2 thoughts on “Hoarders on A&E”

  1. Hey Sandra,

    My father is like this. He filled our house up with all kinds of ‘projects’ he planned to accomplish. This went on for years. When ever we questioned this he got very irate. He did this for years always claiming that we were going to have this big garage sale. We never really did. Eventually the home got very ‘unhealthy’. Five years ago we got four (!) enormous dumpster loads of his stuff out of there. It almost made him die to see it. He was so mad. He immediately filled the house up again. How he did it? His favorite ploy was to wait till the end of the day at a nearby garage sale and offer them a package price on the remaining stuff!

    Fast forward to July 08. He got real weak and we realized the home needed to be ADA friendly..so we had to do it again. Again he was furious…but being 87 hasn’t the energy to do it again.

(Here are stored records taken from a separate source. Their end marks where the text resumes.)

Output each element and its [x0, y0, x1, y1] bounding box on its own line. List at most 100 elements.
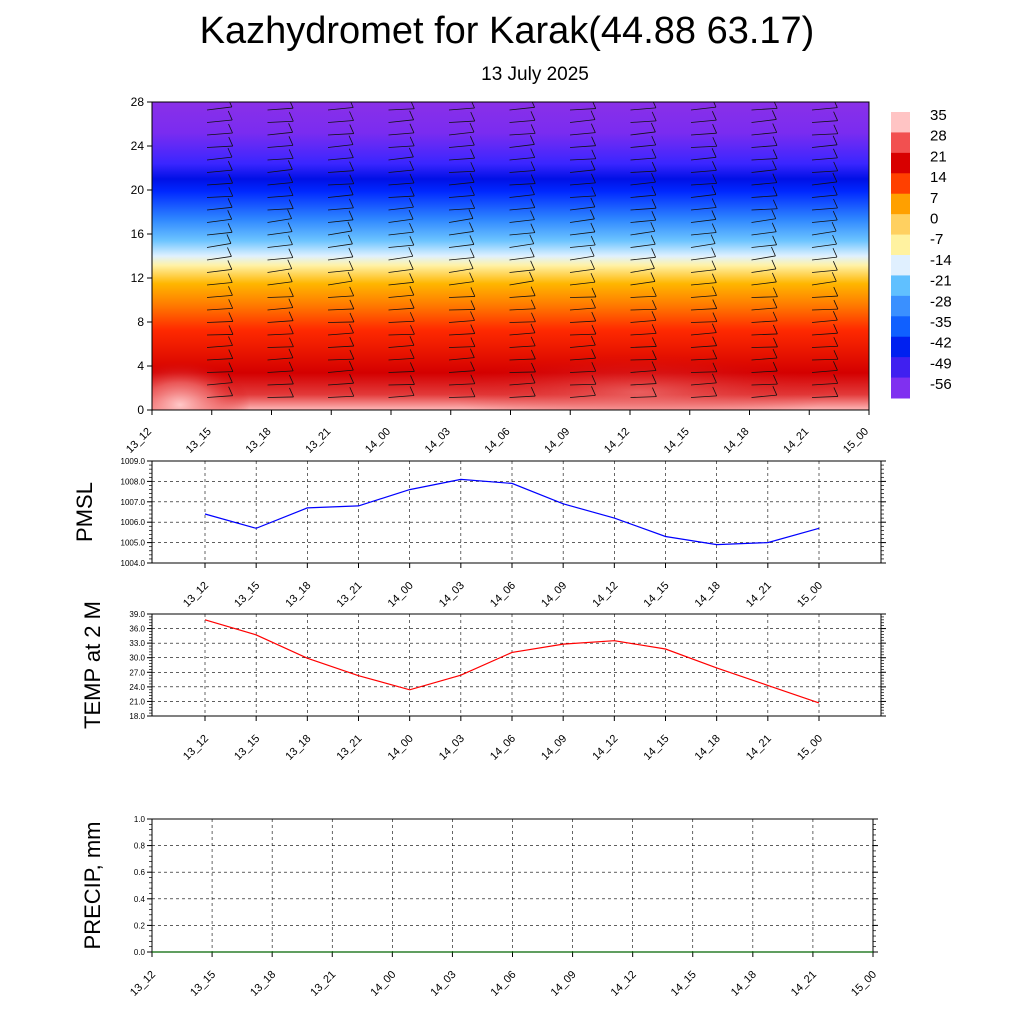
wind-barb-shaft: [509, 256, 535, 261]
wind-barb-flag: [288, 173, 294, 183]
wind-barb-flag: [652, 102, 657, 109]
wind-barb-shaft: [388, 244, 414, 248]
y-tick-label: 30.0: [129, 654, 145, 663]
x-tick-label: 14_15: [642, 733, 672, 763]
wind-barb: [327, 210, 354, 223]
wind-barb: [630, 135, 657, 148]
colorbar-label: -14: [930, 252, 952, 269]
wind-barb-flag: [288, 324, 294, 334]
wind-barb-flag: [228, 362, 234, 372]
wind-barb-shaft: [448, 131, 475, 136]
wind-barb: [569, 209, 595, 223]
wind-barb: [206, 386, 233, 398]
wind-barb-shaft: [267, 208, 294, 211]
wind-barb-flag: [832, 210, 838, 221]
wind-barb-flag: [470, 387, 476, 397]
wind-barb: [327, 271, 353, 286]
wind-barb-shaft: [206, 321, 233, 323]
wind-barb-shaft: [509, 395, 536, 398]
wind-barb-shaft: [569, 119, 596, 123]
wind-barb-flag: [833, 324, 838, 334]
wind-barb-flag: [469, 248, 475, 258]
wind-barb-flag: [651, 361, 657, 371]
wind-barb-shaft: [751, 195, 778, 198]
x-tick-label: 13_12: [181, 580, 211, 610]
wind-barb: [690, 349, 718, 361]
wind-barb: [448, 235, 475, 248]
wind-barb-shaft: [206, 206, 233, 211]
wind-barb: [630, 248, 656, 261]
y-tick-label: 1006.0: [121, 518, 146, 527]
wind-barb-flag: [287, 222, 293, 232]
wind-barb: [630, 148, 657, 161]
wind-barb-shaft: [448, 320, 475, 323]
wind-barb-shaft: [206, 243, 232, 248]
wind-barb-shaft: [448, 333, 475, 336]
colorbar-label: -42: [930, 335, 952, 352]
wind-barb: [267, 374, 294, 386]
profile-heatmap: [152, 102, 869, 410]
wind-barb: [811, 111, 838, 123]
x-tick-label: 14_09: [539, 733, 569, 763]
wind-barb: [690, 234, 716, 248]
wind-barb: [327, 161, 354, 173]
wind-barb-shaft: [448, 194, 475, 198]
wind-barb-shaft: [751, 394, 777, 398]
wind-barb-flag: [650, 122, 656, 133]
wind-barb-flag: [227, 247, 232, 257]
wind-barb-shaft: [327, 332, 354, 336]
wind-barb: [690, 362, 718, 373]
wind-barb: [327, 198, 354, 211]
wind-barb-shaft: [690, 194, 716, 198]
wind-barb-flag: [772, 123, 778, 133]
colorbar-box: [891, 275, 910, 297]
wind-barb-shaft: [448, 268, 474, 273]
wind-barb: [811, 387, 839, 398]
wind-barb-shaft: [388, 333, 415, 336]
wind-barb-flag: [591, 375, 597, 385]
wind-barb-shaft: [630, 396, 657, 398]
wind-barbs: [206, 102, 839, 398]
wind-barb-flag: [469, 235, 475, 245]
wind-barb-flag: [651, 248, 656, 258]
wind-barb-flag: [530, 386, 536, 397]
wind-barb: [388, 349, 415, 361]
colorbar-box: [891, 132, 910, 154]
wind-barb-flag: [591, 324, 597, 335]
wind-barb-flag: [531, 102, 535, 108]
wind-barb-shaft: [267, 307, 293, 311]
wind-barb-flag: [409, 312, 415, 322]
wind-barb-shaft: [388, 145, 415, 148]
wind-barb-shaft: [388, 294, 414, 298]
wind-barb: [630, 350, 657, 361]
wind-barb-flag: [228, 386, 233, 396]
wind-barb-shaft: [569, 296, 596, 298]
y-tick-label: 1008.0: [121, 477, 146, 486]
wind-barb-flag: [831, 272, 837, 282]
wind-barb: [751, 199, 778, 211]
wind-barb-shaft: [388, 255, 413, 261]
wind-barb: [811, 135, 838, 148]
wind-barb: [690, 102, 717, 111]
wind-barb-flag: [833, 337, 839, 347]
wind-barb-shaft: [206, 119, 233, 123]
colorbar-box: [891, 234, 910, 256]
wind-barb-flag: [590, 222, 596, 233]
colorbar-box: [891, 214, 910, 236]
wind-barb: [448, 111, 476, 123]
wind-barb-shaft: [630, 219, 656, 223]
wind-barb-flag: [591, 136, 596, 146]
wind-barb-flag: [589, 246, 595, 257]
wind-barb-flag: [712, 124, 717, 134]
wind-barb: [811, 198, 838, 211]
wind-barb-flag: [711, 198, 717, 208]
wind-barb-shaft: [388, 281, 414, 286]
wind-barb-shaft: [327, 230, 353, 236]
wind-barb-shaft: [327, 107, 354, 111]
colorbar-labels: 35 28 21 14 7 0 -7 -14 -21 -28 -35 -42 -49 -56: [930, 107, 952, 393]
wind-barb-flag: [711, 273, 717, 283]
wind-barb: [388, 197, 414, 211]
wind-barb: [388, 299, 415, 311]
x-tick-label: 14_03: [437, 733, 467, 763]
wind-barb: [327, 312, 355, 323]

    The family suffered for about thirty years before we said enough! You’re exactly right, though. It’s a compulsive disorder that cannot be reasoned with. Great post. Thanks for sharing that.

    Rachel Lane

  2. Thanks so much, Rachel! I certainly sympathize with your situation with your father. It can be so incredibly frustrating trying to reason with someone who has this condition. I’ve been trying to help my friend for years and have basically given up, I hate to say. I love her and would help her in a minute but there have been so many false starts that I don’t have much hope left. Every now and then she’ll get excited about dealing with it, but usually there’s no real action to back it up, or she makes minor improvements and then backslides.

    The A&E show is really good and I’ve seen several episodes. Some of them are just so shocking and disgusting, though a few of the people they’ve profiled actually look to have a decent chance of maybe getting it under control. It’s a complex and difficult condition. I wish they just had a pill to take for it, but alas, there’s no easy solution.